File names and directory implications:

  • inodes do not contain file names, only other file metadata.
  • Unix directories are lists of association structures, each of which contains one filename and one inode number.
  • The file system driver must search a directory looking for a particular filename and then convert the filename to the correct corresponding inode number.

Source: Wikipedia page on Inode

So the name of the file is stored within the directories' information structure. For example:

                         ss of fs

Directory's structure


In the EXT2 file system, directories are special files that are used to create and hold access paths to the files in the file system. Figure 9.3 shows the layout of a directory entry in memory.

A directory file is a list of directory entries, each one containing the following information:

  • inode - The inode for this directory entry. This is an index into the array of inodes held in the Inode Table of the Block Group. In figure 9.3, the directory entry for the file called file has a reference to inode number i1,
  • name length - The length of this directory entry in bytes,
  • name - The name of this directory entry.

The first two entries for every directory are always the standard . and .. entries meaning "this directory" and "the parent directory" respectively.

Here's the Figure 9.3 references above:

                 ss #2

Source: The Linux Documentation Project: Filesystem



The file name is stored in the respective directory ("directory file"). This entry points to an inode.

  • 1
    I can't see how symlink targets could end-up in directory entries. The symlink target may be found in the symlink's inode, but not in (any of) the directory entry that symlink is linked to, that would not make sense.
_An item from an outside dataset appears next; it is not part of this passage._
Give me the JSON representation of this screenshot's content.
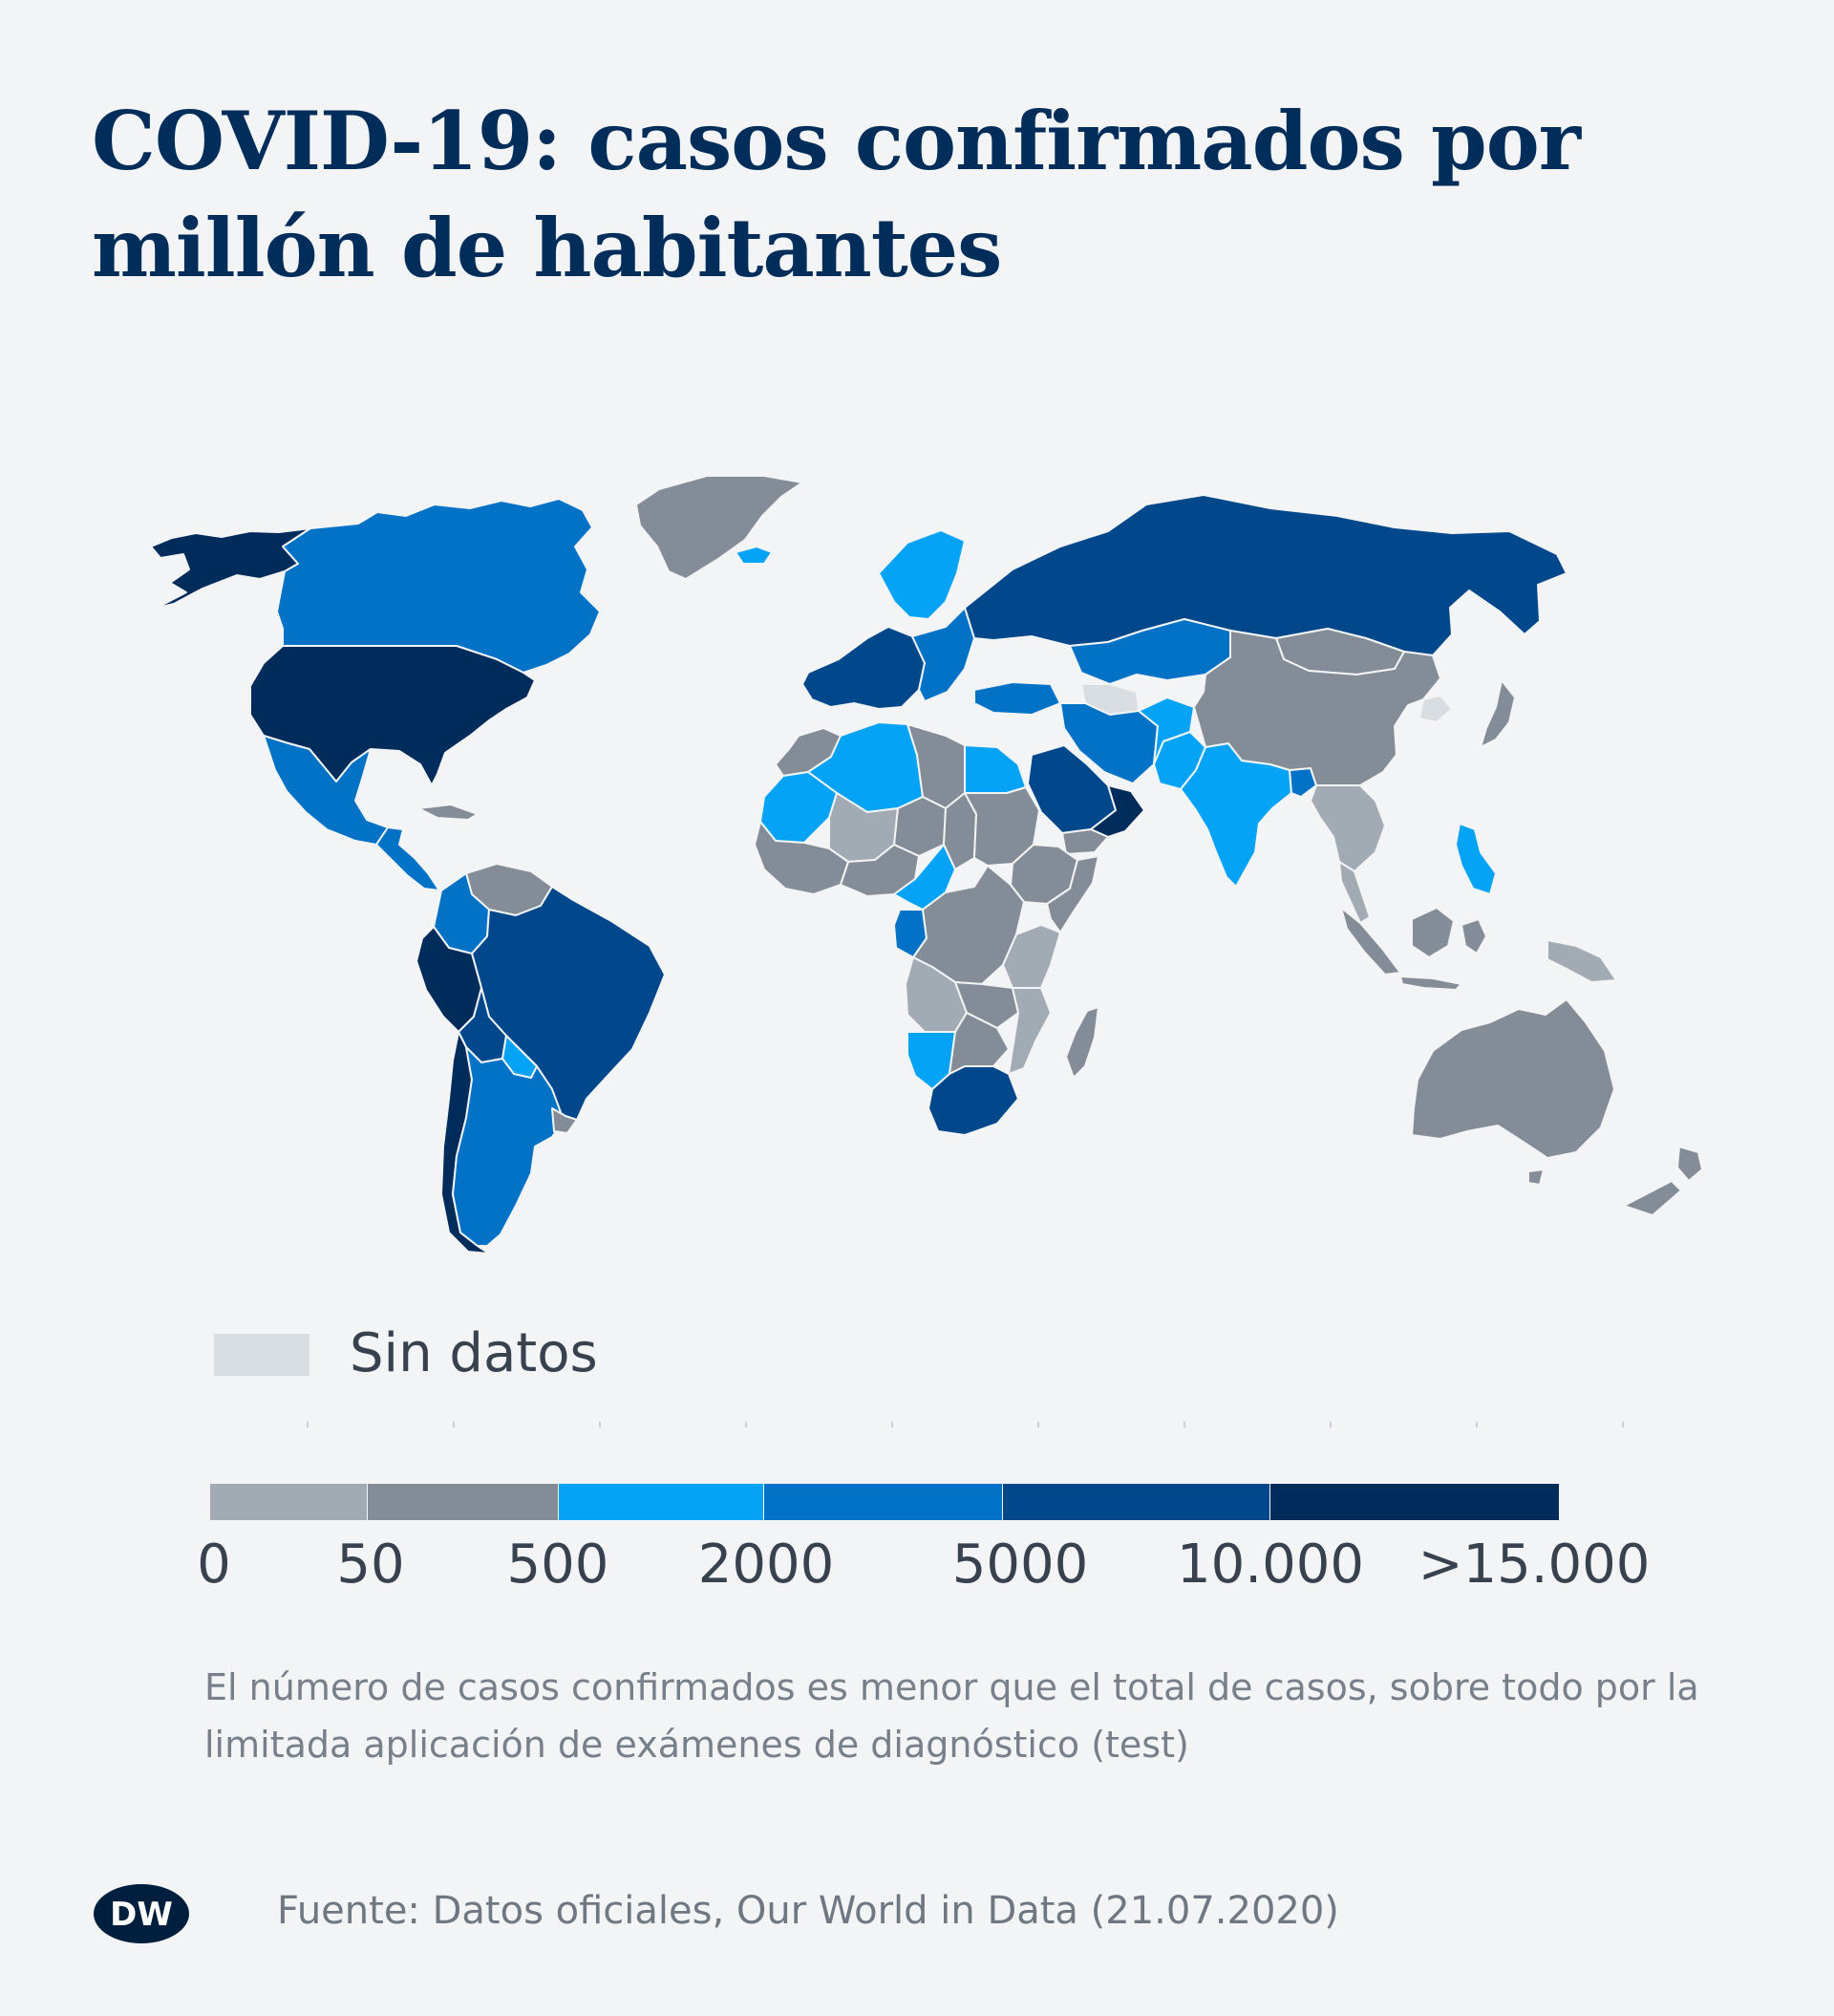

Commented Mar 31, 2014 at 20:57
  • 1
    @StéphaneChazelas, the symlink itself simply contains another name that should be opened instead. The name lookup starts again on the new name, which ( if it exists at all ) is a directory entry somewhere.
    – psusi
    Commented Jun 3, 2015 at 1:50

Filenames are stored in the directory data structures, which have the filename (a string) and the corresponding inode number.

directory is responsible for mapping filename --> inode.

and inode is responsible for mapping data area location --> sector on disk.